The economist is remembered for leading the American central bank amid periods of historic U.S. economic expansion, while critics have also said his policies contributed to and exacerbated the mortgage crisis and financial crash of 2008.
Greenspan, a libertarian Republican, became the 13th chairman of the Board of Governors of the Federal Reserve System two months before the stock market crash on October 19, 1987, known as Black Monday. He was credited with moving quickly to alleviate investors' fears after the crash and was instrumental in ensuring the Federal Reserve made plenty of money available to alleviate the impact on financial markets. Stocks quickly rebounded.
He was appointed Fed chair by four different presidents during his career, first by Ronald Reagan in 1987. Greenspan continued to serve as Fed chairman under presidents George H.W. Bush, Bill Clinton and George W. Bush.
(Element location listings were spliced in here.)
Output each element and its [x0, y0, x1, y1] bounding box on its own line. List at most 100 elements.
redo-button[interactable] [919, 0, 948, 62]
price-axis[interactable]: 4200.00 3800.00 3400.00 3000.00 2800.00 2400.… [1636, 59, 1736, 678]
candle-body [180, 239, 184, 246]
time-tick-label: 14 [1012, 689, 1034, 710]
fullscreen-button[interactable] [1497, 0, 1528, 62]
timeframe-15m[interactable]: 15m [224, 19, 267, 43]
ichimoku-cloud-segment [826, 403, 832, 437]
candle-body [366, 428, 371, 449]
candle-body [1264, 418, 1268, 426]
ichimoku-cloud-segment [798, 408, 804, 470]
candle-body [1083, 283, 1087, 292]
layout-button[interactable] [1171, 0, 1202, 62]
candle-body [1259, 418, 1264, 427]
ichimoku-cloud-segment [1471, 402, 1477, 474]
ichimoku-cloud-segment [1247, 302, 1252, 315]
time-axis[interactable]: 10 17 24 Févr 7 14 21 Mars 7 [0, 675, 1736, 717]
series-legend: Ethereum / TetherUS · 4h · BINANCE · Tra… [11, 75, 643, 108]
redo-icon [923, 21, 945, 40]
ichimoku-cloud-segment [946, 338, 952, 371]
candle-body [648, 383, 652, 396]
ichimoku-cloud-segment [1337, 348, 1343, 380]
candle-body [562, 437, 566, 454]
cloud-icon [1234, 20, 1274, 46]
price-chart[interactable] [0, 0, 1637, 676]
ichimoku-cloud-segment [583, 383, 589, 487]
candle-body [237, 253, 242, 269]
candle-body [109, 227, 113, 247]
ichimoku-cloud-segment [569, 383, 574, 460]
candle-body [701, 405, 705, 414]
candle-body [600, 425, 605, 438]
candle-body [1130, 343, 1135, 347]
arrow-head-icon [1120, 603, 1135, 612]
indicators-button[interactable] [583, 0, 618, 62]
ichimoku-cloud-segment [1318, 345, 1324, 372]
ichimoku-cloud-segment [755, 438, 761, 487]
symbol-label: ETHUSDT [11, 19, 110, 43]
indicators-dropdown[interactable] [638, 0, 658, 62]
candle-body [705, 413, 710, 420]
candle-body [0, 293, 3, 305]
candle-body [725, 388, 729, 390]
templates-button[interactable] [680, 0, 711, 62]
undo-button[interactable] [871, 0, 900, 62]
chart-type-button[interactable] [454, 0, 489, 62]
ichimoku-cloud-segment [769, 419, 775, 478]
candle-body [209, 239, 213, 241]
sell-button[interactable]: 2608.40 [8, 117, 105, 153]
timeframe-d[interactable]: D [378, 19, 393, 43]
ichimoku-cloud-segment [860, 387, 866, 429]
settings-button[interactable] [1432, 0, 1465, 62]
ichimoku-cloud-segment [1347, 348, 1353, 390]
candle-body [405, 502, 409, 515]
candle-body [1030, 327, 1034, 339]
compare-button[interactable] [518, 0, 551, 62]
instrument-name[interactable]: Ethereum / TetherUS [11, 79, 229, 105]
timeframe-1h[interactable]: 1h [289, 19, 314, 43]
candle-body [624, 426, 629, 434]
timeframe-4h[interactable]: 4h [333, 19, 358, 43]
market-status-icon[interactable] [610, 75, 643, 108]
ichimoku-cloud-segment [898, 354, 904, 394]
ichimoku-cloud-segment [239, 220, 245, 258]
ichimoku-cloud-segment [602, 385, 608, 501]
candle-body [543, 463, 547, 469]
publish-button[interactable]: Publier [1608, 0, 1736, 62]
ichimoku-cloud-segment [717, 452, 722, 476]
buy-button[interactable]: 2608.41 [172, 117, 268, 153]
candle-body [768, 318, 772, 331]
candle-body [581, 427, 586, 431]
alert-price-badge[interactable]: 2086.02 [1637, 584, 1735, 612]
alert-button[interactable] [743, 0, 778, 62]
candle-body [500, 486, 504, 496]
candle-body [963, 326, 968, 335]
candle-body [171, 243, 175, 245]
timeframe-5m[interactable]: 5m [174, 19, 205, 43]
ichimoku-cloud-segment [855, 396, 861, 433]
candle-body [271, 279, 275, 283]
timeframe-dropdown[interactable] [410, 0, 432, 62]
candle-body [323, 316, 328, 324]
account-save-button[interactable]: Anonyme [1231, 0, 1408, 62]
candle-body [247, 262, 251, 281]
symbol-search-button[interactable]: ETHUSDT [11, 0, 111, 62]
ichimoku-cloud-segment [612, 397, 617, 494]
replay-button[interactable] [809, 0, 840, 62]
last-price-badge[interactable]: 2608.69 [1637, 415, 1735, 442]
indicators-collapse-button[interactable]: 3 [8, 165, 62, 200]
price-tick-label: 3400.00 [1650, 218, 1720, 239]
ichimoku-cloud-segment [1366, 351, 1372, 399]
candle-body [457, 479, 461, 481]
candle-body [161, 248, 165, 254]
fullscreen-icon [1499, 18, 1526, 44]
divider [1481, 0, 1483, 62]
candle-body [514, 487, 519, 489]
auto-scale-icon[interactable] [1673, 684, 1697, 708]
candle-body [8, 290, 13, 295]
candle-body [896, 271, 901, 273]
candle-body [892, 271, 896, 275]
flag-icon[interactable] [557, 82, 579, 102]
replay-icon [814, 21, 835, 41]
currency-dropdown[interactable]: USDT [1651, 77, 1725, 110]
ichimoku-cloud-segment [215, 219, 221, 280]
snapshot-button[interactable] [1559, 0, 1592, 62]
He steered the U.S. economy through the economic boom in the 1990s, the dotcom bubble, and the September 11, 2001 terrorist attacks. His final term as chair ended on January 31, 2006.
Under his leadership, the Fed fostered a distaste for regulation and promoted very low interest rates in the early 2000s -- two phenomena critics say encouraged a bubble in housing prices that eventually burst with disastrous effects on the global economy.
During his tenure, and before the financial crisis began, the nation experienced one of the longest periods of economic growth in its history.